Am Vortag geht’s los
Für die Füllung lasse ich schon am Vortag das ausgekratzte Mark einer Vanilleschote mit dem Rahm aufkochen. Dann ziehe ich den Topf vom Herd und rühre die gehackte Schokolade mit dem Schneebesen ein. Sehr gut eignen sich dafür weiße Schokohasen, die seit Ostersonntag etwas planlos in der Wohnung herumstehen und einer sinnvollen Verwertung entgegenblicken. Ist die Mischung etwas ausgekühlt, stelle ich sie über Nacht in den Kühlschrank.

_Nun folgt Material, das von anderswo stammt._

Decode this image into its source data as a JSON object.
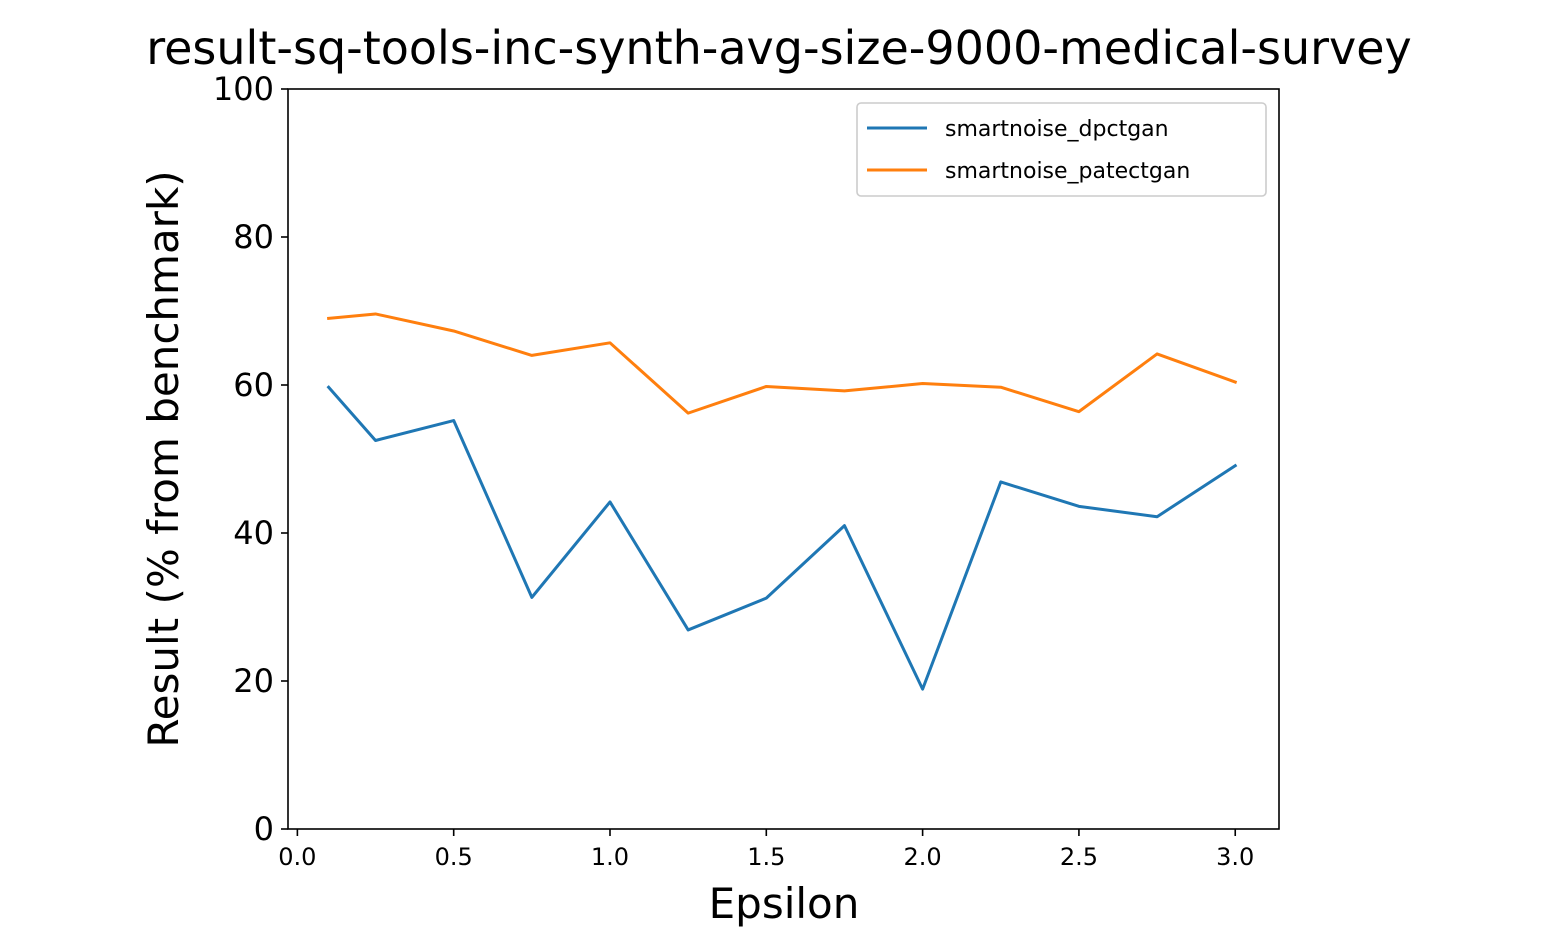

Am nächsten Tag rühre ich den Brandteig: Dazu erhitze ich Wasser, Milch, Butter, Zucker und Salz. In einem Schwung schütte ich das ganze Mehl in den Topf und rühre die Mischung kräftig durch. Schon nach kurzer Zeit bindet die Masse. Löst sie sich vom Boden, weiß ich, dass der Weg stimmt. Ich ziehe den Topf vom Herd und arbeite ein Ei nach dem anderen mit den Knethaken des Mixers ein. Fertig ist einer meiner Lieblings-Teige.
Dann heize ich das Backrohr auf 180° Ober/Unterhitze vor. Die zähe Teigmasse fülle ich in einen Spritzbeutel, mit dem ich kleine Krapfen auf ein mit Backpapier belegtes Blech dressiere. Dazwischen dürfen ein paar Zentimeter freibleiben, da die Krapfen beim Backen aufgehen, wie Krapfen das nun einmal gerne tun. Mit ein paar Wassertropfen besprenkle ich die Teighäufchen, die nun für rund 20 Minuten ins Backrohr dürfen.

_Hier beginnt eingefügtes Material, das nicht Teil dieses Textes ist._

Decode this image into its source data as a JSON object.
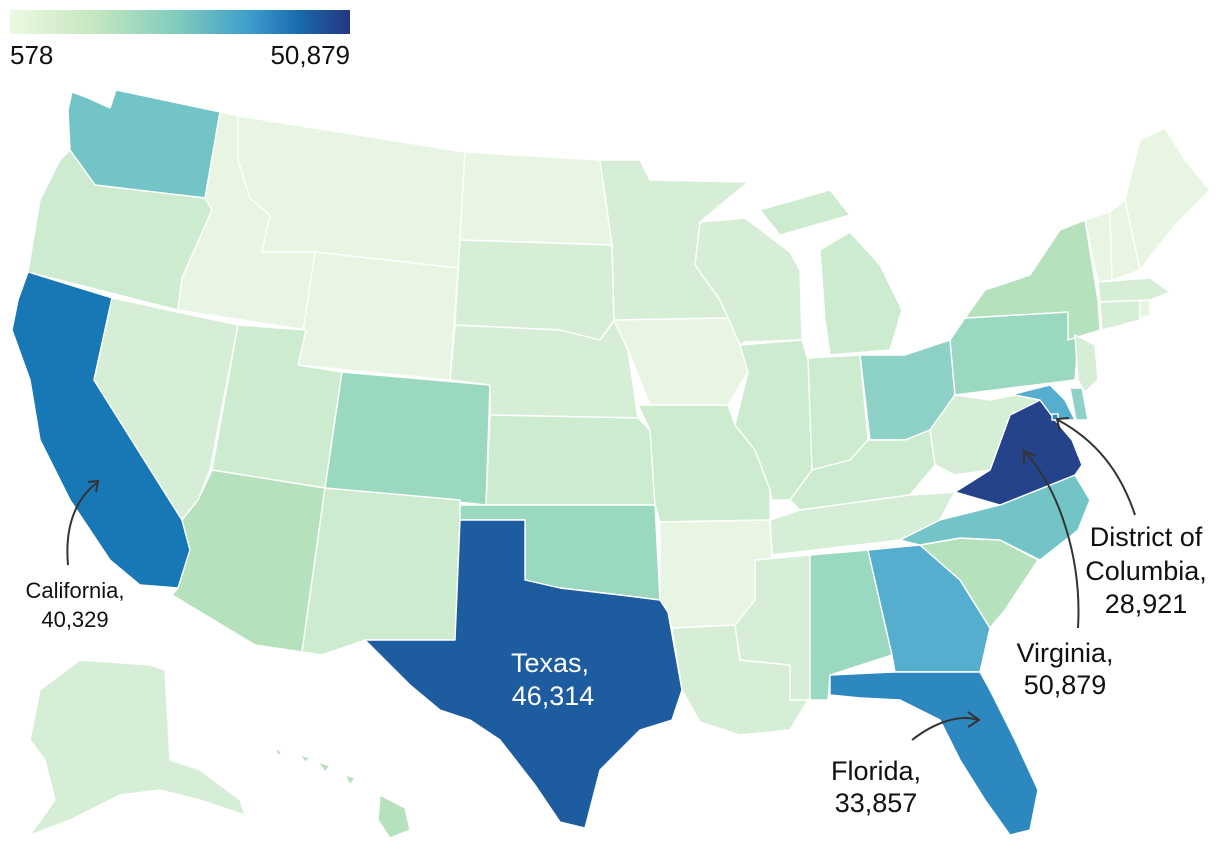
{
  "legend": {
    "min_label": "578",
    "max_label": "50,879",
    "colors": [
      "#edf8e2",
      "#c4e7c0",
      "#7fcabd",
      "#3f9fcc",
      "#1a6aae",
      "#25367f"
    ]
  },
  "palette": {
    "c1": "#e8f5e2",
    "c2": "#d7eed6",
    "c3": "#cdebcf",
    "c4": "#b5e1bd",
    "c5": "#9bd8c0",
    "c6": "#8ed1c6",
    "c7": "#72c4c6",
    "c8": "#55aecd",
    "c9": "#2d88c0",
    "c10": "#1878b6",
    "c11": "#1e5ca0",
    "c12": "#25438a"
  },
  "annotations": {
    "california": {
      "name": "California,",
      "value": "40,329"
    },
    "texas": {
      "name": "Texas,",
      "value": "46,314"
    },
    "florida": {
      "name": "Florida,",
      "value": "33,857"
    },
    "virginia": {
      "name": "Virginia,",
      "value": "50,879"
    },
    "dc": {
      "name_line1": "District of",
      "name_line2": "Columbia,",
      "value": "28,921"
    }
  }
}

Während die fertigen Krapfen rund eine Stunde auskühlen, schlage ich den Schokoladen-Rahm mit dem Schneebesen des Mixers steif. Immer wieder staune ich, wie einfach sich aus wenigen Zutaten in wenigen Minuten so eine hervorragende Crème zaubern lässt. Sie gelingt mir auch an mühsamen Tagen garantiert und sorgt für gute Laune. Am liebsten würde ich mich in sie hineinlegen.

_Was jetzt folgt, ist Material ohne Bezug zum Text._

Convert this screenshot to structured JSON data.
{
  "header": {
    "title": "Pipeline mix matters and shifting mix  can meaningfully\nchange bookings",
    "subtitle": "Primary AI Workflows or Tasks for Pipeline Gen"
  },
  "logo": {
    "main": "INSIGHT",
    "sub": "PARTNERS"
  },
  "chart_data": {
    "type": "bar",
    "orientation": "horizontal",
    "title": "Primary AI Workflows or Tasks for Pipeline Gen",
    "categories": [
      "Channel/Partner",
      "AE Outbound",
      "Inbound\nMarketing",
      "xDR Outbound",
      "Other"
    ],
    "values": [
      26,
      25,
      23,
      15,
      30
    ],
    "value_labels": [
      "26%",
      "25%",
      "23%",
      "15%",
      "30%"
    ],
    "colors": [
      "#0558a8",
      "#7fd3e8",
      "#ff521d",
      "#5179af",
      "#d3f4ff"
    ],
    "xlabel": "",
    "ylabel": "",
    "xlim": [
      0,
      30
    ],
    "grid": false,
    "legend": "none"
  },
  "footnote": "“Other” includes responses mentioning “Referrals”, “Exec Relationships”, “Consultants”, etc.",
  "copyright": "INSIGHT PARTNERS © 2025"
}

Ich halbiere die Brandteigkrapfen waagrecht, spritze die Crème mit dem Dressiersack auf die Böden und setze klein geschnittene Erdbeeren darauf. Einmal habe ich auch ein paar Erdbeeren püriert und flott unter die Crème gezogen – das führte zu einem schönen Marmor-Effekt und schmeckte raffiniert. Und dann: Deckel drauf, mit Staubzucker bestreuen, servieren, verschlingen und bitte nicht verschlucken. Es wäre schade um Sie!

Hören und lesen
Vor zwei Jahren hat die französische Sängerin Zaho de Sagazan das Album „La Symphonie des Éclairs“ herausgegeben – und allein schon wegen des Namens passt es gut zur Frühlings-Kaffeejause. Schließlich werden längliche Brandteigkrapfen in Frankreich „Èclairs“ (Blitze) genannt.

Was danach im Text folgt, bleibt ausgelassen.